雑談しているうちに体調の話になり、「気分がすぐれないことが多い」と言うと、ご自身も同じような経験があったということで、とても親身になってくださったのです。

すぐに同じビルにあるクリニックを紹介され、処方されたのが更年期の不安やイライラに効用があるという2種類の漢方薬でした。そのときは問診だけだったので、はっきりと更年期と診断されたわけではありませんが、「この年代の女性によくある症状かもしれませんね」ということでした。

持ち帰った漢方薬を飲んでみると、確かに気分が落ち着くような気がして、それからは常備しておくことに。調子がいいときは飲まないこともあったのですが、「いざというときには、これがある」と思うだけでホッとできたものです。



更年期には必ず終わりがある。希望をもって乗り切る!

調子のいい時期と良くない時期を繰り返しながら、約10年後の53歳で閉経。気づけば、漢方薬は必要なくなっていました。

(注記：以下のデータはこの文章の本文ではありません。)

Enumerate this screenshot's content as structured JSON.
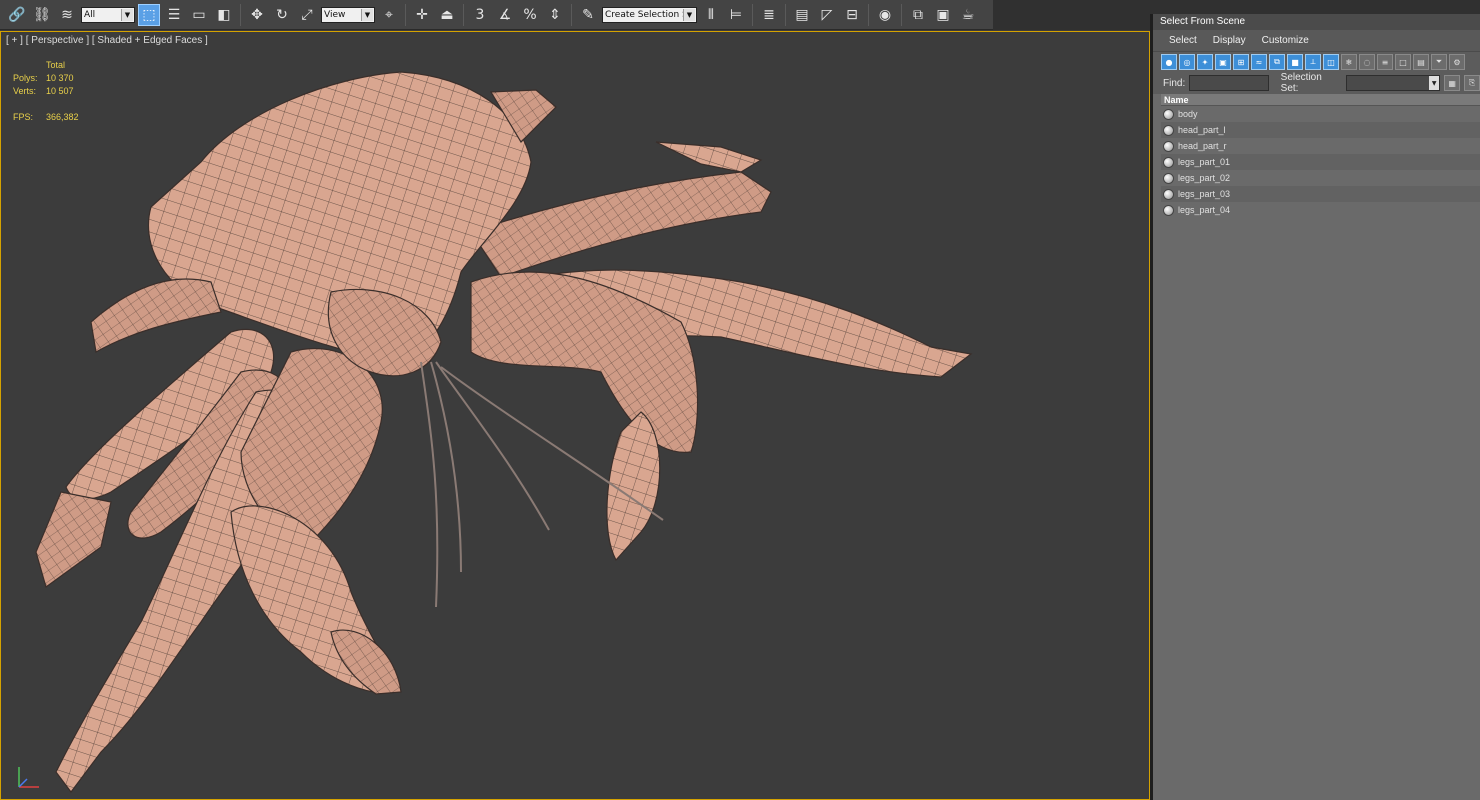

実は、この体験記のお話をいただくまで、あの頃の切実さはすっかり忘れていました。いつ更年期が終わったのかも意識したことがなかったのですから、本当にあっさりとしたものです。

改めて振り返ってみると、ただジタバタしていただけという感じですが、漢方薬をはじめ、ストレス発散に躍起になっていたことも、すべてがつらい時期の私を救ってくれたと思います。ちなみに、後で知ったことですが、女性ホルモンの減少は自律神経にも何らかの影響を与えるようで、いろいろなリラックス法も、まんざら的外れではなかったようでした。

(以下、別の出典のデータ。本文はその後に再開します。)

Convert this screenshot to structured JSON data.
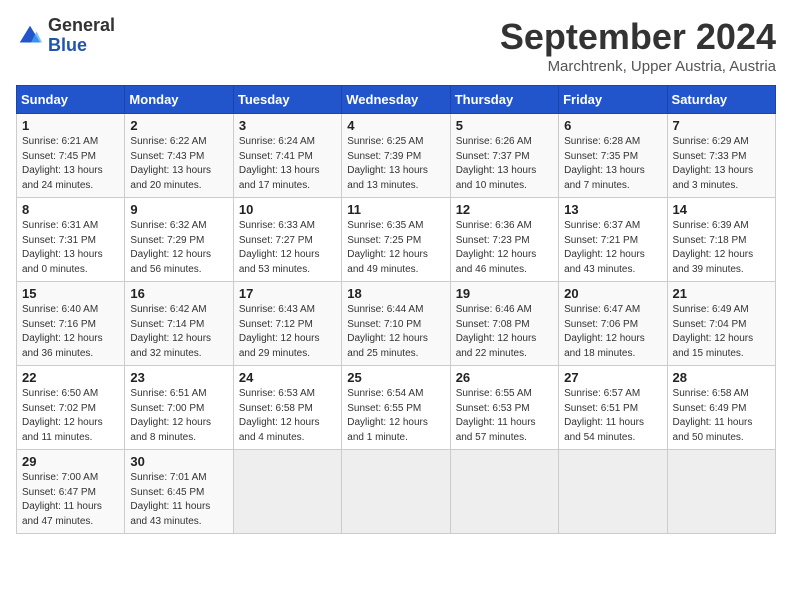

そして、一番心の支えになっていたのは「更年期は必ず終わる」ということ。「更年期」とは、女性としての体が変わる時期なのですから、その長さに多少の個人差はあるにしろ、今の状態が永遠に続くわけではありません。そう思うと、先に希望の光が見えてきて、乗り切れたのだと思います。



そら(63歳)
単身。フリーランスで仕事を続けて30年。40代半ばで更年期が始まるが、当時は仕事に趣味に友だち付き合いにと賑やかだった頃。いろいろなことに紛れて、気分の浮き沈み以外で悩まされたのは肩こりぐらい。現在は眼&歯の老化とお付き合い中。
<ワタシのセルフケア>先のことはあれこれ考えず、目の前のことを一つずつ片付ける。音楽や観劇など好きなことに時間とお金を使う。